One of New Zealand’s easiest Great Rides, this trail follows old railway lines between the historic gold towns of Thames, Paeroa, Te Aroha and Waihi. It offers contrasting scenery from the salt-licked Firth of Thames and verdant Hauraki Plains, to a rocky gorge strewn with intriguing gold mining relics.
The trail’s main gateway is Thames at the foot of the Coromandel Peninsula, where the Trail Trust office provides advice, bike hire and transport for day-trips or the full three-leg ride taking 2–3 days.
From Thames, the trail begins with a leisurely half-day ride through lush farmland to Paeroa, with memorable views across the Hauraki Plains and forested Kaimai Ranges. The Matatoki cheese factory is also a highlight. The trail continues in a similar vein through to Te Aroha, a small rural town with historic mineral hot pools – a great way to soothe pedal-weary muscles.
Riders will discover a distinctly different landscape along the third leg from Paeroa to Waihi. Following the Ohinemuri River through the dramatic Karangahake Gorge, its highlights include a gushing waterfall, photogenic gold mining sites and the charmingly old-fashioned Victoria Battery Museum, as well as the freaky Windows Walkway that burrows through a shadowy side-gorge. The pièce de résistance is an amazing 1100-metre long railway tunnel, wobbled through with the aid of a torch.
Karangahake Gorge offers the ultimate day-ride when started from Waikino Station, 11km from Waihi and reachable by vintage train in season. Waikino Station has a bike hire depot and a quaint cafe, but the trail also passes the Falls Retreat, an atmospheric spot for lunch.
View trail map here.
The trail’s wide, smooth surface and gentle gradient make it a primarily grade 1 (easiest) trail, suitable for riders of all levels. A hybrid bike is suitable for the terrain.
Although well signposted and seldom far from roads and settlements (some with cafes), riders should carry a map, sufficient food and water, basic tool kit and cellphone (although coverage may be patchy). Toilets are located at convenient intervals.

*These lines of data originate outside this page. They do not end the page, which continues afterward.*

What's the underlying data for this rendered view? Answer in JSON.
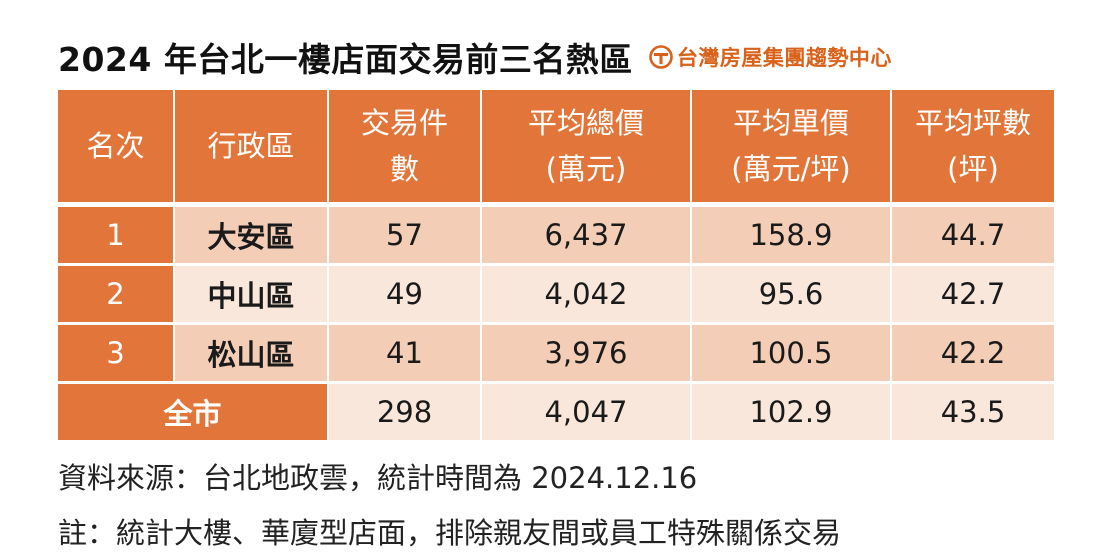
{
  "title": "2024 年台北一樓店面交易前三名熱區",
  "brand": {
    "name": "台灣房屋集團趨勢中心",
    "logo_icon": "taiwan-realty-logo-icon",
    "color": "#d9621b"
  },
  "colors": {
    "header_bg": "#e2763a",
    "row_dark": "#f3cdb5",
    "row_light": "#fae7db"
  },
  "table": {
    "headers": [
      {
        "lines": [
          "名次"
        ]
      },
      {
        "lines": [
          "行政區"
        ]
      },
      {
        "lines": [
          "交易件",
          "數"
        ]
      },
      {
        "lines": [
          "平均總價",
          "(萬元)"
        ]
      },
      {
        "lines": [
          "平均單價",
          "(萬元/坪)"
        ]
      },
      {
        "lines": [
          "平均坪數",
          "(坪)"
        ]
      }
    ],
    "rows": [
      {
        "rank": "1",
        "district": "大安區",
        "count": "57",
        "avg_total": "6,437",
        "avg_unit": "158.9",
        "avg_area": "44.7"
      },
      {
        "rank": "2",
        "district": "中山區",
        "count": "49",
        "avg_total": "4,042",
        "avg_unit": "95.6",
        "avg_area": "42.7"
      },
      {
        "rank": "3",
        "district": "松山區",
        "count": "41",
        "avg_total": "3,976",
        "avg_unit": "100.5",
        "avg_area": "42.2"
      }
    ],
    "total": {
      "label": "全市",
      "count": "298",
      "avg_total": "4,047",
      "avg_unit": "102.9",
      "avg_area": "43.5"
    }
  },
  "source_note": "資料來源：台北地政雲，統計時間為 2024.12.16",
  "remark_note": "註：統計大樓、華廈型店面，排除親友間或員工特殊關係交易"
}
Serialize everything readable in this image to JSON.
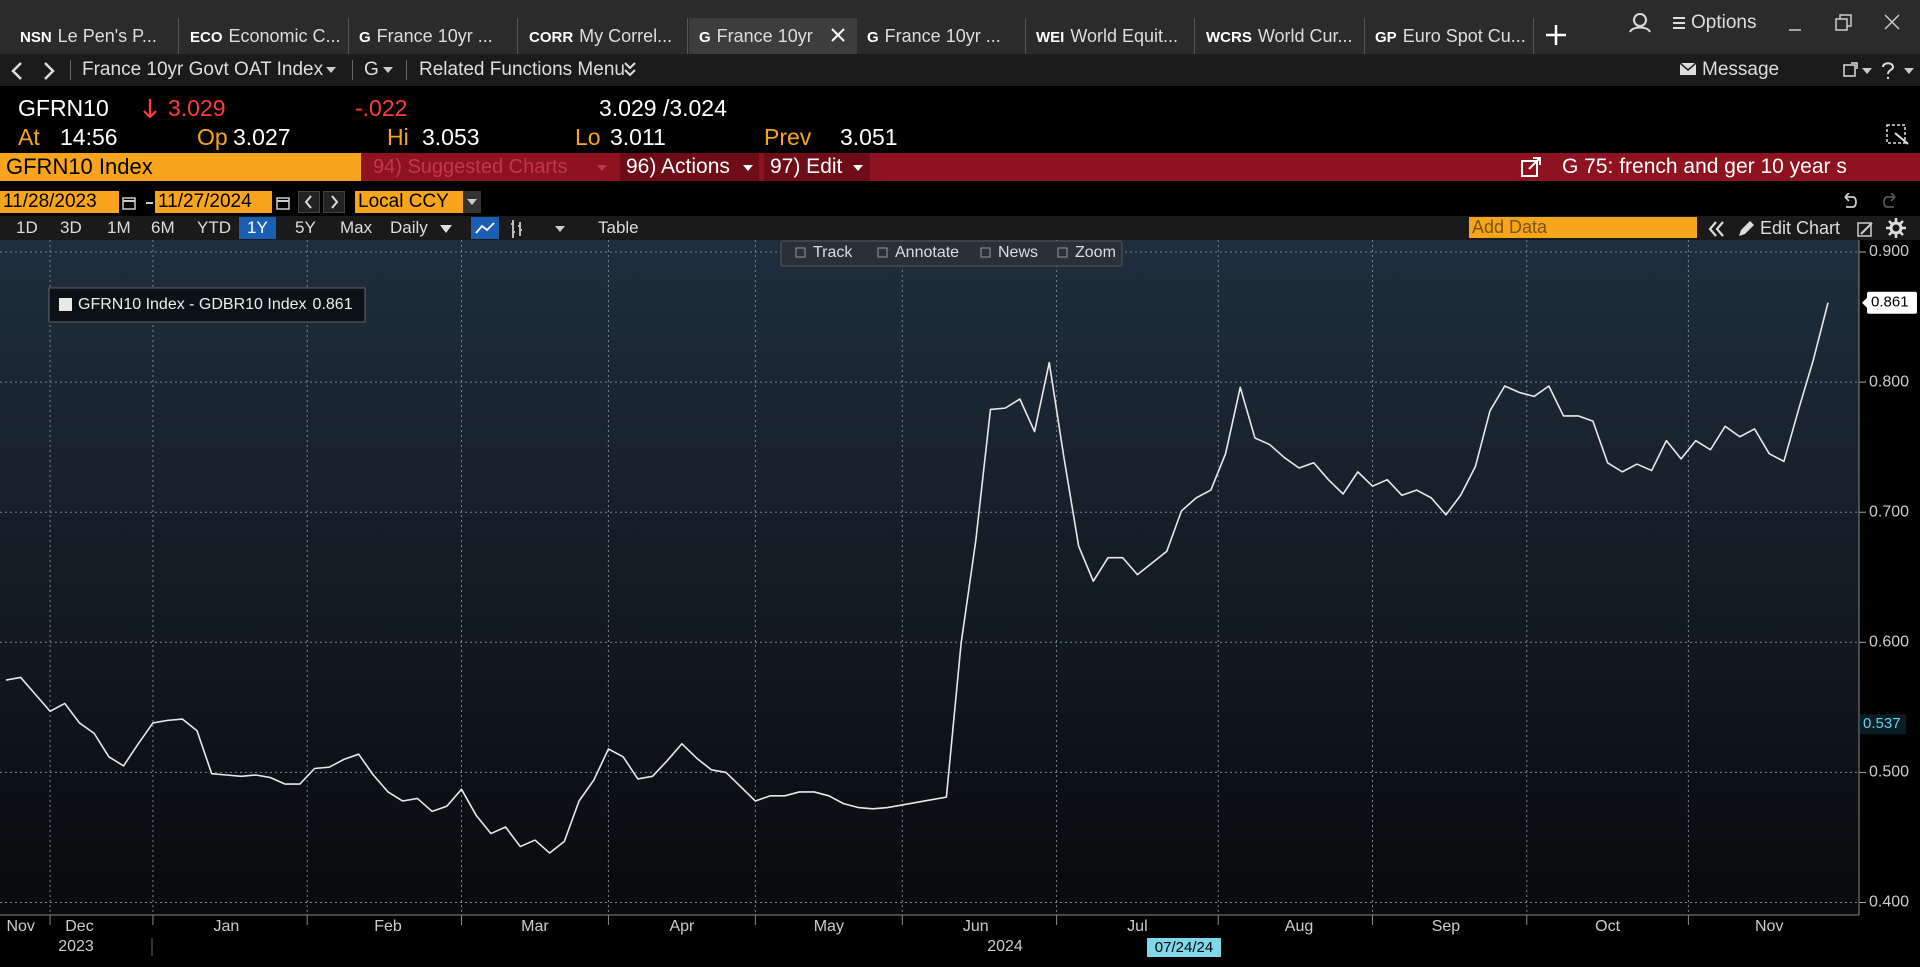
{
  "tabs": [
    {
      "code": "NSN",
      "label": "Le Pen's P..."
    },
    {
      "code": "ECO",
      "label": "Economic C..."
    },
    {
      "code": "G",
      "label": "France 10yr ..."
    },
    {
      "code": "CORR",
      "label": "My Correl..."
    },
    {
      "code": "G",
      "label": "France 10yr",
      "selected": true
    },
    {
      "code": "G",
      "label": "France 10yr ..."
    },
    {
      "code": "WEI",
      "label": "World Equit..."
    },
    {
      "code": "WCRS",
      "label": "World Cur..."
    },
    {
      "code": "GP",
      "label": "Euro Spot Cu..."
    }
  ],
  "options": "Options",
  "nav": {
    "security": "France 10yr Govt OAT Index",
    "function": "G",
    "menu": "Related Functions Menu",
    "message": "Message"
  },
  "quote": {
    "ticker": "GFRN10",
    "last": "3.029",
    "change": "-.022",
    "bid_ask": "3.029 /3.024",
    "at_label": "At",
    "time": "14:56",
    "open_label": "Op",
    "open": "3.027",
    "high_label": "Hi",
    "high": "3.053",
    "low_label": "Lo",
    "low": "3.011",
    "prev_label": "Prev",
    "prev": "3.051"
  },
  "command_bar": {
    "security": "GFRN10 Index",
    "suggested": "94) Suggested Charts",
    "actions": "96) Actions",
    "edit": "97) Edit",
    "chart_title": "G 75: french and ger 10 year s"
  },
  "date_range": {
    "start": "11/28/2023",
    "end": "11/27/2024",
    "currency": "Local CCY"
  },
  "periods": [
    "1D",
    "3D",
    "1M",
    "6M",
    "YTD",
    "1Y",
    "5Y",
    "Max"
  ],
  "selected_period": "1Y",
  "frequency": "Daily",
  "table": "Table",
  "add_data": "Add Data",
  "edit_chart": "Edit Chart",
  "chart_tools": [
    "Track",
    "Annotate",
    "News",
    "Zoom"
  ],
  "chart_data": {
    "type": "line",
    "categories": [
      null,
      "Nov",
      null,
      null,
      null,
      "Dec",
      null,
      null,
      null,
      null,
      null,
      null,
      null,
      null,
      null,
      "Jan",
      null,
      null,
      null,
      null,
      null,
      null,
      null,
      null,
      null,
      null,
      "Feb",
      null,
      null,
      null,
      null,
      null,
      null,
      null,
      null,
      null,
      "Mar",
      null,
      null,
      null,
      null,
      null,
      null,
      null,
      null,
      null,
      "Apr",
      null,
      null,
      null,
      null,
      null,
      null,
      null,
      null,
      null,
      "May",
      null,
      null,
      null,
      null,
      null,
      null,
      null,
      null,
      null,
      "Jun",
      null,
      null,
      null,
      null,
      null,
      null,
      null,
      null,
      null,
      null,
      "Jul",
      null,
      null,
      null,
      null,
      null,
      null,
      null,
      null,
      null,
      null,
      "Aug",
      null,
      null,
      null,
      null,
      null,
      null,
      null,
      null,
      null,
      "Sep",
      null,
      null,
      null,
      null,
      null,
      null,
      null,
      null,
      null,
      null,
      "Oct",
      null,
      null,
      null,
      null,
      null,
      null,
      null,
      null,
      null,
      null,
      "Nov",
      null,
      null,
      null,
      null
    ],
    "series": [
      {
        "name": "GFRN10 Index - GDBR10 Index",
        "color": "#e8e8e8",
        "values": [
          0.571,
          0.573,
          0.56,
          0.547,
          0.553,
          0.538,
          0.53,
          0.512,
          0.505,
          0.522,
          0.538,
          0.54,
          0.541,
          0.532,
          0.499,
          0.498,
          0.497,
          0.498,
          0.496,
          0.491,
          0.491,
          0.503,
          0.504,
          0.51,
          0.514,
          0.498,
          0.485,
          0.478,
          0.48,
          0.47,
          0.474,
          0.487,
          0.467,
          0.453,
          0.458,
          0.443,
          0.448,
          0.438,
          0.447,
          0.478,
          0.494,
          0.518,
          0.512,
          0.495,
          0.497,
          0.509,
          0.522,
          0.511,
          0.502,
          0.5,
          0.489,
          0.478,
          0.482,
          0.482,
          0.485,
          0.485,
          0.482,
          0.476,
          0.473,
          0.472,
          0.473,
          0.475,
          0.477,
          0.479,
          0.481,
          0.599,
          0.678,
          0.779,
          0.78,
          0.787,
          0.762,
          0.815,
          0.742,
          0.674,
          0.647,
          0.665,
          0.665,
          0.652,
          0.661,
          0.67,
          0.701,
          0.711,
          0.717,
          0.745,
          0.796,
          0.757,
          0.752,
          0.742,
          0.734,
          0.738,
          0.725,
          0.714,
          0.731,
          0.72,
          0.725,
          0.713,
          0.717,
          0.711,
          0.698,
          0.713,
          0.735,
          0.778,
          0.797,
          0.792,
          0.789,
          0.797,
          0.774,
          0.774,
          0.77,
          0.738,
          0.731,
          0.737,
          0.732,
          0.755,
          0.741,
          0.755,
          0.748,
          0.766,
          0.758,
          0.764,
          0.745,
          0.739,
          0.779,
          0.817,
          0.861
        ]
      }
    ],
    "reference_value": 0.537,
    "year_labels": [
      "2023",
      "2024"
    ],
    "cursor_date": "07/24/24",
    "ylim": [
      0.4,
      0.9
    ],
    "yticks": [
      {
        "value": 0.9,
        "label": "0.900"
      },
      {
        "value": 0.8,
        "label": "0.800"
      },
      {
        "value": 0.7,
        "label": "0.700"
      },
      {
        "value": 0.6,
        "label": "0.600"
      },
      {
        "value": 0.5,
        "label": "0.500"
      },
      {
        "value": 0.4,
        "label": "0.400"
      }
    ],
    "grid": true
  }
}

A temperate climate makes this an all-season trail. A lack of shade on the Plains makes sunblock essential in summer, and riders should always check the forecast and take appropriate clothing for the conditions.
The Hauraki Rail Trail Trust is a convenient one-stop shop for advice, bike hire, shuttles and luggage transfers, with guided tours also available. Their main office is in Thames, but there are also bike hire depots at Paeroa, Te Aroha and Waikino Station.
Pedaltours includes the Hauraki Rail Trail in its fully supported North Island cycle tours.
A wide range of accommodation can be found near the trail in Thames, Paeroa, Te Aroha, Waihi, and dotted through the surrounding countryside. Accommodation providers partnered with the trail are listed on the Hauraki Rail Trail website.